Uitspraak
RECHTBANK OOST-BRABANT
Procesverloop
Beslissing
- verklaart het beroep gegrond;
- vernietigt het bestreden besluit;
- draagt verweerder op binnen vier weken na deze uitspraak een nieuw besluit te nemen op het bezwaar met inachtneming van deze uitspraak op straffe van een dwangsom van € 1.000,00 per week dat verweerder in gebreke blijft om een besluit te nemen;
- draagt verweerder op het betaalde griffierecht van € 360,00 aan eiseres te vergoeden;
Overwegingen
- [naam 3] ligt naast het perceel aan de [adres] te [vestigingsplaats] . Op dit perceel staan een stapmolen en een paardenbak.
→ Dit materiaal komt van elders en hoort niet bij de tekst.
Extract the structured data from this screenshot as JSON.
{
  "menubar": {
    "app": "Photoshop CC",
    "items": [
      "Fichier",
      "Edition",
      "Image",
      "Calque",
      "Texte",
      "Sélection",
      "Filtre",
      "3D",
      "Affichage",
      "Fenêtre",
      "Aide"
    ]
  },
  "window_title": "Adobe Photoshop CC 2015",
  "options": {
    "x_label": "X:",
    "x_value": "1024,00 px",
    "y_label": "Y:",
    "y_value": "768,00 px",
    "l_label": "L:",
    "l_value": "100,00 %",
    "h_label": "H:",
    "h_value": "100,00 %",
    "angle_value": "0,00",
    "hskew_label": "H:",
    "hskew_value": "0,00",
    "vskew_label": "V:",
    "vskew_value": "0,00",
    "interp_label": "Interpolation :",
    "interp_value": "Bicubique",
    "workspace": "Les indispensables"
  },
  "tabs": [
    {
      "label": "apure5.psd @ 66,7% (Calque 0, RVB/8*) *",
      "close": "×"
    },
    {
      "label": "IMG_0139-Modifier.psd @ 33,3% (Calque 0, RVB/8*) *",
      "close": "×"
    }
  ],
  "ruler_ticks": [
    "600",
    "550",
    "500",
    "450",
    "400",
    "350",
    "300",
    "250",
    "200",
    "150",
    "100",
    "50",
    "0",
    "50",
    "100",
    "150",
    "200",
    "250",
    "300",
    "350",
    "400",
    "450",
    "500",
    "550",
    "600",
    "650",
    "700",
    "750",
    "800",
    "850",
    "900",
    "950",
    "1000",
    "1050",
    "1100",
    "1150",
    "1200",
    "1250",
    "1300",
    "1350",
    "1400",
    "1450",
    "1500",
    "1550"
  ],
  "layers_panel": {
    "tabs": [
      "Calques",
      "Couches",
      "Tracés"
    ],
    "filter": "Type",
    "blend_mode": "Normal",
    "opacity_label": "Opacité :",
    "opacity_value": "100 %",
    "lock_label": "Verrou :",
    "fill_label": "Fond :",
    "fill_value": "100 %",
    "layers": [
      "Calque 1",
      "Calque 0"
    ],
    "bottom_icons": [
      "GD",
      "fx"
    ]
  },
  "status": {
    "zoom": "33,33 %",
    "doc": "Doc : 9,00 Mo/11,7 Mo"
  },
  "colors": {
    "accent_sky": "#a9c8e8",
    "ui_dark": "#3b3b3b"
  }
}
Op de locatie van deze stapmolen en paardenbak gold ten tijde van het primaire besluit het bestemmingsplan “Buitengebied” uit 2018 met de kanttekening dat het plandeel ‘agrarisch met waarden-groenblauwe mantel’ voor zover het betreft de aanduiding ‘paardenhouderij’ op dit perceel is vernietigd in de uitspraak van de Afdeling bestuursrechtspraak van de Raad van State (Afdeling) van 8 januari 2020 (ECLI:NL:RVS:2020:32).
- In rechtsoverweging 5.4 van deze uitspraak heeft de Afdeling overwogen dat in de vorige bestemmingsplannen de gronden aan de [adres] een agrarische bestemming hadden waarin geen paardenhouderij was toegestaan. Na de uitspraak van de Afdeling heeft de gemeenteraad van Nuenen het bestemmingsplan “Nederwetten herziening [adres] ” vastgesteld op 24 september 2020. In dit bestemmingsplan heeft het perceel niet de aanduiding ‘paardenhouderij’ gekregen. Tegen dit bestemmingsplan is beroep ingesteld bij de Afdeling. Het bestemmingsplan was al wel in werking getreden ten tijde van het bestreden besluit.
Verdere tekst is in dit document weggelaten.